Not long after sunrise Monday morning, contractors began scrapping the shingles off the former St. Luke’s United Methodist Church at the corner of Stoneshore Road and Holland Road in Oak Springs.
CEO Jennifer Sieracki says the church has been the temporary home for Seton Youth Shelters boy shelter for a little more than a year. In the future, it will be the home of the administration offices of Seton Youth Services.
The new name replaces the former beginning today.
“We are excited to move forward in the next phase of our organization’s history with a
name that reflects our evolution from a single girls’ residential shelter in 1985, to our two shelter residences, our 24-hour crisis hotline, and outreach, mentoring, and education programs,” Sieracki said. “We believe that this better describes what we do and is also very important to us. If you are a youth in crisis and you hear that it gives you the picture of what we do.”
Seton provides what they say is “lifesaving and life-changing” free services to children and teens four to 18 years old. More than 350,000 to date have been helped since its founding Sierracki said.
Shelter services include 24-hour shelter, food, clothing, educational assistance, counseling, and case management for youth ages nine up to 18.
Up until now, the boy’s shelter, girls’ shelter and administrative building have all been in different parts of Virginia Beach.
Now, a $6 million plan to build two new shelter buildings on the former St. Luke’s property is moving forward. The City of Virginia Beach is currently reviewing the plans.

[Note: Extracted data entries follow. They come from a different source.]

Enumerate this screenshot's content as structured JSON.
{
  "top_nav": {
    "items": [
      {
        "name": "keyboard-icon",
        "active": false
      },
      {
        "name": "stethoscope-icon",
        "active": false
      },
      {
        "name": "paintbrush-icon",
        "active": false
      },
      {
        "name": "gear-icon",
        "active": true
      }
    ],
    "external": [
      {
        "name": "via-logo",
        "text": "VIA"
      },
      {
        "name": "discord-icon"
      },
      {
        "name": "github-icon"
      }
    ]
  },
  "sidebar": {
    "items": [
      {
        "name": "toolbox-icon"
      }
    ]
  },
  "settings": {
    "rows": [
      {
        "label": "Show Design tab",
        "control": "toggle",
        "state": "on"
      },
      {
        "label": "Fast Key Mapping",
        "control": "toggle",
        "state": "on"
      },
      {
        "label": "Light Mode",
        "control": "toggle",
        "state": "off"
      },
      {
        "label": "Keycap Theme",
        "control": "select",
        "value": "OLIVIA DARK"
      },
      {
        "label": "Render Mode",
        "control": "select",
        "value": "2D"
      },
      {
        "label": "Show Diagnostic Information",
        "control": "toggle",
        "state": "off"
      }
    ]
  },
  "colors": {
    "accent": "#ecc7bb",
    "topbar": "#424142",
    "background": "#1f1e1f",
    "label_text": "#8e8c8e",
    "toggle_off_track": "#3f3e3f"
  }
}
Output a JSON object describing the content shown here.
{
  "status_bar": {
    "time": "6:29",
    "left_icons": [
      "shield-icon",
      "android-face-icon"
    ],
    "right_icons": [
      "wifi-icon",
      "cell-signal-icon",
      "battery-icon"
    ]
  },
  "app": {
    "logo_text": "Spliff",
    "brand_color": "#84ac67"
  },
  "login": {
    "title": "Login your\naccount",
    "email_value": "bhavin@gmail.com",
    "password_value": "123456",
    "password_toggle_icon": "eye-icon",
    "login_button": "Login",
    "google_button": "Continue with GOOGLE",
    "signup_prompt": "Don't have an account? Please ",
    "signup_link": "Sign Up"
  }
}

Sierracki said most of the funding comes from the generosity of those living in Hampton Roads. She said their project is still roughly $700,000 short and anyone able can donate.
But many of their services involve work outside of their properties. A mobile counseling team travels a 400-square-mile area in Hampton Roads, providing comprehensive services for youth living on the streets and in high-risk neighborhoods. Their mentoring program matches children, ages four up to 18, especially those affected by the incarceration of a loved one, with a trained volunteer mentor.
Seton Youth Shelters is the only licensed National Safe Place organization in Southeastern Virginia, providing 24-hour crisis intervention services and access to immediate emergency shelter for any youth in crisis, including disconnected, runaway, homeless, trafficked or street youth.
“We thank the community and the Seton family for the success Seton Youth Shelters has seen for more than thirty years, and we eagerly expect to be able to assist more youth with our new name of Seton Youth Services,” Dr. Maxine Singleton, president of Seton’s Board of Directors, said.